As he'd heard the story, Ivy had asked her father's permission to go to the nearest town and seek a cure for the infection that threatened to claim Lucius's life. After all these years, Edward Walker had revealed that a villager would be allowed safe passage through the forest if he or she carried a pouch of magic rocks.
"Magic rocks"?
If I can accept blood smelling like violets, why do I have a problem with magic rocks?
No, I'm not being unreasonable. There is a difference. The phenomenon of mystics' shedding violet-scented blood has been reported for centuries. Those "magic rocks" sound like something out of a fairy tale for children.
Walker had sent his daughter on her mission with two male escorts. They were to guide her through the forest--to set and keep to a safe course, and to prevent the blind Ivy's running afoul of hazards like ditches. But then they were to wait, holding the "magic rocks" for protection against the forest creatures, while she alone went on to the town.
Why? Is that town so evil that Mr. Walker believed only his strong-willed daughter would be able to resist its temptations?
Or...did he want only a blind person to visit the world beyond the forest, because he feared what others might see?
Ivy's escorts had panicked and left her, while much of the forest lay ahead. They'd returned to the village separately, not having even each other for protection. But despite their not having the "magic rocks," they had not been attacked. Ivy, with the rocks, had been attacked.
After she'd killed one of the forest creatures in self-defense, no others had molested her. She'd been outside the forest for some time, waiting for a helpful man named Kevin to bring medicine; the creatures must have found the slain one's body. Yet they'd allowed Ivy to return to the village, and retaliated by killing a presumably fleeing Noah.
Again, why? If they were reluctant to harm a woman, or a blind person, Ivy wouldn't have been attacked in the first place.
The seeming illogic of the creatures' behavior--and Edward Walker's--made Lucius's head ache.
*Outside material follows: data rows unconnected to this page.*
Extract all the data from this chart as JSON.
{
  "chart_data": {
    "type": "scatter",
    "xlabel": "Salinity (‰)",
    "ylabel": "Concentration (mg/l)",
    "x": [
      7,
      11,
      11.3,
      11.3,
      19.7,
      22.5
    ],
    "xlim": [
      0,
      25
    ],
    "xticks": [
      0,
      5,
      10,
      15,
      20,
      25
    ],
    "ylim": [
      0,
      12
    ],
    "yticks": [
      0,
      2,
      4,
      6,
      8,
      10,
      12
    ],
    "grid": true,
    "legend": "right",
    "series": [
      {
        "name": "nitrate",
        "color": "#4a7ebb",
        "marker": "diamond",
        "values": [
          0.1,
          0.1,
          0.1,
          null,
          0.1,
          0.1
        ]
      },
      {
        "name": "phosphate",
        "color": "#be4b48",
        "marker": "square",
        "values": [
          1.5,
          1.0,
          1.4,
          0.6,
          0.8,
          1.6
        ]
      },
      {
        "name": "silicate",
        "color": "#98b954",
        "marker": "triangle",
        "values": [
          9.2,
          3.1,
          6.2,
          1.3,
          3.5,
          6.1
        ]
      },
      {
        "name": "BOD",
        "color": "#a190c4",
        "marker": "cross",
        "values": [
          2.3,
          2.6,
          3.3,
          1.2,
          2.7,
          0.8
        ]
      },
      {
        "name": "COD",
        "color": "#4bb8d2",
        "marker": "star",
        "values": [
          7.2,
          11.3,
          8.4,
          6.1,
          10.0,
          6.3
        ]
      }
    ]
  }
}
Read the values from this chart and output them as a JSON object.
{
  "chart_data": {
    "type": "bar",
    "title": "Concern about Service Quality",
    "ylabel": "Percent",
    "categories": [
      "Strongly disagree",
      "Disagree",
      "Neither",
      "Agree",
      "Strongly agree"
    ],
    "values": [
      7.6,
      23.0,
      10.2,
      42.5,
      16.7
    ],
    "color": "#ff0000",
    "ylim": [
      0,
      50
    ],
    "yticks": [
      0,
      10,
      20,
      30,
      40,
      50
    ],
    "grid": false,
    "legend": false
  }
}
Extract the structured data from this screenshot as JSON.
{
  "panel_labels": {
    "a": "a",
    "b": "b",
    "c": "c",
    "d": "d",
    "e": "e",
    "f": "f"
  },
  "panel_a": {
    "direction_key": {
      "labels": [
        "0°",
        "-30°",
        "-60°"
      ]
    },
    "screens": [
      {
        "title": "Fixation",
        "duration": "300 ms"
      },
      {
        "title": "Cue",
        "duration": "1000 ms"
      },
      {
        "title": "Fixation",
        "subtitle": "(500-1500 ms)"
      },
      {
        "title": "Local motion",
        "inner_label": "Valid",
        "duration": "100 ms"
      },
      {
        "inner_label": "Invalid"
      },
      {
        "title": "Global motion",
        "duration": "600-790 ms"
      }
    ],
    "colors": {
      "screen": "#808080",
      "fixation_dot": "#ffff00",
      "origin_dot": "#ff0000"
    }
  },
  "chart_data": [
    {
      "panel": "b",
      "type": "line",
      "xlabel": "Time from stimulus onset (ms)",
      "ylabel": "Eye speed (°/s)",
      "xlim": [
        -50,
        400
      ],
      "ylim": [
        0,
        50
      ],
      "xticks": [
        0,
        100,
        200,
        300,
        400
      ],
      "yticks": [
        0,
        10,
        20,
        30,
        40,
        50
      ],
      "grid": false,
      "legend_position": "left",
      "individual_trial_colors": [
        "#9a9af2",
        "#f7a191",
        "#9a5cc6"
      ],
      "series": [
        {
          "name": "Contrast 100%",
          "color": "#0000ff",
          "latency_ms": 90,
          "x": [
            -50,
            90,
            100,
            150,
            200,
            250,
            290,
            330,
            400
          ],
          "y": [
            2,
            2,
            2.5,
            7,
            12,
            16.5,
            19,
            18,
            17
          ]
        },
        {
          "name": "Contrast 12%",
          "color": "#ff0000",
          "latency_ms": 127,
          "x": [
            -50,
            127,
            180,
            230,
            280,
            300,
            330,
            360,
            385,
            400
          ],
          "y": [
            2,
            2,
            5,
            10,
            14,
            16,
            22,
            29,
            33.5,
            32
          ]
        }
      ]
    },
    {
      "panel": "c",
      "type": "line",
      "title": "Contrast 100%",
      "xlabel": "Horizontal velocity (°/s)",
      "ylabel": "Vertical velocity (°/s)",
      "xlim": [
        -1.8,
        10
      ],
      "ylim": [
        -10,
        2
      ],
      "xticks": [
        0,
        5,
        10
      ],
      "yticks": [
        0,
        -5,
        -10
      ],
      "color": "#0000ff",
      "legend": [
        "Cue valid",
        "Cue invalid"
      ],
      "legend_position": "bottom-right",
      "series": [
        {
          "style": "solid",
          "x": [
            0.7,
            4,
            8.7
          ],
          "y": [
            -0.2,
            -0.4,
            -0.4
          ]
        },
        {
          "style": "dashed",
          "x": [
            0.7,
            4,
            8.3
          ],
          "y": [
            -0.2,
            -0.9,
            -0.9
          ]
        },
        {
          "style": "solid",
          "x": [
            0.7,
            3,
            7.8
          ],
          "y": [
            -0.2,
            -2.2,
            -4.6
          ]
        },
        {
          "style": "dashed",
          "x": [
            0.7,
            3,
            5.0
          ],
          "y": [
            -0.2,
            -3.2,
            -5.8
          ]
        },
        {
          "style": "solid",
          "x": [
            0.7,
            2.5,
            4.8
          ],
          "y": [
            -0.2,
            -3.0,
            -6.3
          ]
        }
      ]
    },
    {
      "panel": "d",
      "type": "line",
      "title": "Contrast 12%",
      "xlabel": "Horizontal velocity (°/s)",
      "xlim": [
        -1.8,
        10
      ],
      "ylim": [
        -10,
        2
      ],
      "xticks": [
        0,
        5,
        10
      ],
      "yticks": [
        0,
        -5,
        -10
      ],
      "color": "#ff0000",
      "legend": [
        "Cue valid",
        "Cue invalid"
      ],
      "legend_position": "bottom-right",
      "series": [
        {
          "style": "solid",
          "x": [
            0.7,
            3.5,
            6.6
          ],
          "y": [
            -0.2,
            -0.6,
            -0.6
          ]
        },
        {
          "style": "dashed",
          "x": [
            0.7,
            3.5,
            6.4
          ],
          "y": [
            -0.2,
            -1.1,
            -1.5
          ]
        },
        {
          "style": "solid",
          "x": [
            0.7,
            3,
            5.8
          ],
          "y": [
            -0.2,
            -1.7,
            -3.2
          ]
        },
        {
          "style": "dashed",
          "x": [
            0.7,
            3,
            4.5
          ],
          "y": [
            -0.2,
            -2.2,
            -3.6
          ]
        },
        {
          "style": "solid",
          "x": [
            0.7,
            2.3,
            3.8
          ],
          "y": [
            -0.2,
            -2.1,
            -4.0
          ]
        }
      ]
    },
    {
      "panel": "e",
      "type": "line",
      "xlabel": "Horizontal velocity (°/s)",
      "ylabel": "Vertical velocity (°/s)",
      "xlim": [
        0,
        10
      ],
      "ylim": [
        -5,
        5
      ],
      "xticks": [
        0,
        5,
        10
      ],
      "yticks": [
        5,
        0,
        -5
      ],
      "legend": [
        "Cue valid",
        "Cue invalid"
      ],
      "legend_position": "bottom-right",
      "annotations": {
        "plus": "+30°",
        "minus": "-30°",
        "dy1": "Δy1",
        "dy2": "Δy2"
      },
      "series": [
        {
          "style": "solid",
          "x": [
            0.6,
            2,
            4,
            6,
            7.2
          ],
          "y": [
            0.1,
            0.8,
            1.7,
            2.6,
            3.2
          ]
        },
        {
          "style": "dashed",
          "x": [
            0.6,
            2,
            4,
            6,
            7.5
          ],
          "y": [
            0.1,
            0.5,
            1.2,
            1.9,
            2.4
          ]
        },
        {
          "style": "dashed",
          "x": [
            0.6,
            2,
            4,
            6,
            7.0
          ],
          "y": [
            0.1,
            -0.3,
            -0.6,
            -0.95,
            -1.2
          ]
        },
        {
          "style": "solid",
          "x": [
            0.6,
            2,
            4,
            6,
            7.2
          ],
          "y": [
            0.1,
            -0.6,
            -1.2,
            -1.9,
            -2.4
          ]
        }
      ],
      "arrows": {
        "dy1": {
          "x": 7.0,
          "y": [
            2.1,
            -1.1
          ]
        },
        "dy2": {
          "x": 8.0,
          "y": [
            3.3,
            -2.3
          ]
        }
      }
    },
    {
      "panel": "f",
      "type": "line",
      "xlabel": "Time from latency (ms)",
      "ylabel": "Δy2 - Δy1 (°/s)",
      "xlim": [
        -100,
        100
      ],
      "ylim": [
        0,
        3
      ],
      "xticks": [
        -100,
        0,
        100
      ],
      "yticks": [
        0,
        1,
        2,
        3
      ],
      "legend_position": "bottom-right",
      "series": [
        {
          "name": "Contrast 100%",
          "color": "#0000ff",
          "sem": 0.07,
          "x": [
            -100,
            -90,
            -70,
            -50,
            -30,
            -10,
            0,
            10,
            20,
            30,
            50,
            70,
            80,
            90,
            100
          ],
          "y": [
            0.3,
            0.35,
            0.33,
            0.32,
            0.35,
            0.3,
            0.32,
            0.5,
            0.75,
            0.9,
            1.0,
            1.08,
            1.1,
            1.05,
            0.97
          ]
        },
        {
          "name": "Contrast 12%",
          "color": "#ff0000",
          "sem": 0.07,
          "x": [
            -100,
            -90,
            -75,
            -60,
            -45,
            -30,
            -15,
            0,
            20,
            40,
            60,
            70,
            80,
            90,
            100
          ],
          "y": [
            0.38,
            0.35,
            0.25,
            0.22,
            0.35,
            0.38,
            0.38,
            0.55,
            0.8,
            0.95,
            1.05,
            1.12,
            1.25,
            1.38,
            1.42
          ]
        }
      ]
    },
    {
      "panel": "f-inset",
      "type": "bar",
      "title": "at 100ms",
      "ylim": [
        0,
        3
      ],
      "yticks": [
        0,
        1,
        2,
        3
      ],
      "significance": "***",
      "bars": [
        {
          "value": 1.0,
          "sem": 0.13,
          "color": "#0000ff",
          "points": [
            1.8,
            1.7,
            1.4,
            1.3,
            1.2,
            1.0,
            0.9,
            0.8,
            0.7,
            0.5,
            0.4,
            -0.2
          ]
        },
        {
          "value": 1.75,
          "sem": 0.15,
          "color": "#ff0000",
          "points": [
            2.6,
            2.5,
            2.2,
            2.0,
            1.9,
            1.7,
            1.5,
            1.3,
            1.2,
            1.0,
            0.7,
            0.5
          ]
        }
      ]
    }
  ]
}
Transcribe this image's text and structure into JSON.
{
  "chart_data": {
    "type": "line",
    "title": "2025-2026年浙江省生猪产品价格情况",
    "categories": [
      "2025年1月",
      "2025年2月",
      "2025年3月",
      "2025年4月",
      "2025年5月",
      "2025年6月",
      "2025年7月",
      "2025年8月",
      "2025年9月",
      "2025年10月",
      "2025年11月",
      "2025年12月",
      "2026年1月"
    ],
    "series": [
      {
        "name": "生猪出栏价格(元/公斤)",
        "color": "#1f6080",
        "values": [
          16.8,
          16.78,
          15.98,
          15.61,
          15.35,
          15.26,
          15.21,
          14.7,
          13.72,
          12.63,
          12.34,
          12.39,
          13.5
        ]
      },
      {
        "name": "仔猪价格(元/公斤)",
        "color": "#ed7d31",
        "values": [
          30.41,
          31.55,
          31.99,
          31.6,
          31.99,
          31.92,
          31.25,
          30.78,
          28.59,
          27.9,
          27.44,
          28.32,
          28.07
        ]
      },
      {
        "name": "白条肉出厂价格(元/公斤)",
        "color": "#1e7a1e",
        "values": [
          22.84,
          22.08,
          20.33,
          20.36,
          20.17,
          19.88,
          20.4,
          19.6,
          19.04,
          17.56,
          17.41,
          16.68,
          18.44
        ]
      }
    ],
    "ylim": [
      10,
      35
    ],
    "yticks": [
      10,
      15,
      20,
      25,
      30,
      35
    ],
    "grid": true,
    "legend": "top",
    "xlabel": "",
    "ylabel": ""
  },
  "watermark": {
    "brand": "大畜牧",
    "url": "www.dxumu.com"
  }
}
He regretted that Ivy hadn't visited a town and been able to report her impressions. "Kevin"--a name he'd never heard before, but a normal man, whose speech she'd said was not unlike theirs--had left her to wait where he'd found her till he returned with the medicine.
How did she get home safely? It's surprising that she'd made it to the end of the woods after her sighted companions deserted her. She was surely at risk of losing her way on the return trip. She could have wandered in those woods till she died of exposure!
I turn these questions over and over in my mind and get nowhere. Perhaps I should focus on something else. How did Noah escape?
He went over to the door and examined the lock. It wasn't broken, and he saw nothing to indicate it had ever been repaired or replaced. Nor did the door show signs of damage. He'd been told the windows had been shuttered and the shutters bolted when no guard was on duty; he had no reason to doubt that. Now he stepped outside, and verified that the shutters and their bolts were intact. Aside from being freshly painted, as it was every spring, the structure looked exactly as it had when he was a child.
He went back in, and at that point, lit a small oil lamp. Days were still short in April. But despite the deepening shadows, he was in no haste to leave.
He looked around, puzzling over Noah. Did he overpower someone who brought him food? After what he'd done to me, they had to know he might be irrational. How could anyone have been caught off guard?
Is there a cellar? What if there is? It would be harder to escape from that than from the above-ground level. But I should consider all possibilities.
He pulled up the rug...and was about to drop it again when he saw the barely discernible outlines of what appeared to be not one, but several trapdoors.
A quick check revealed that all but one were merely loose sections of floorboard that could easily be lifted. It looks as if these cavities were used for storage. Storage of what?
The one actual trapdoor opened to reveal a very ordinary flight of stairs. There can't be another way out of that cellar! A window near the ceiling would be visible from outside. But Lucius had resolved to leave no nook or cranny unexplored. So he took up the lamp, and began his descent into the depths.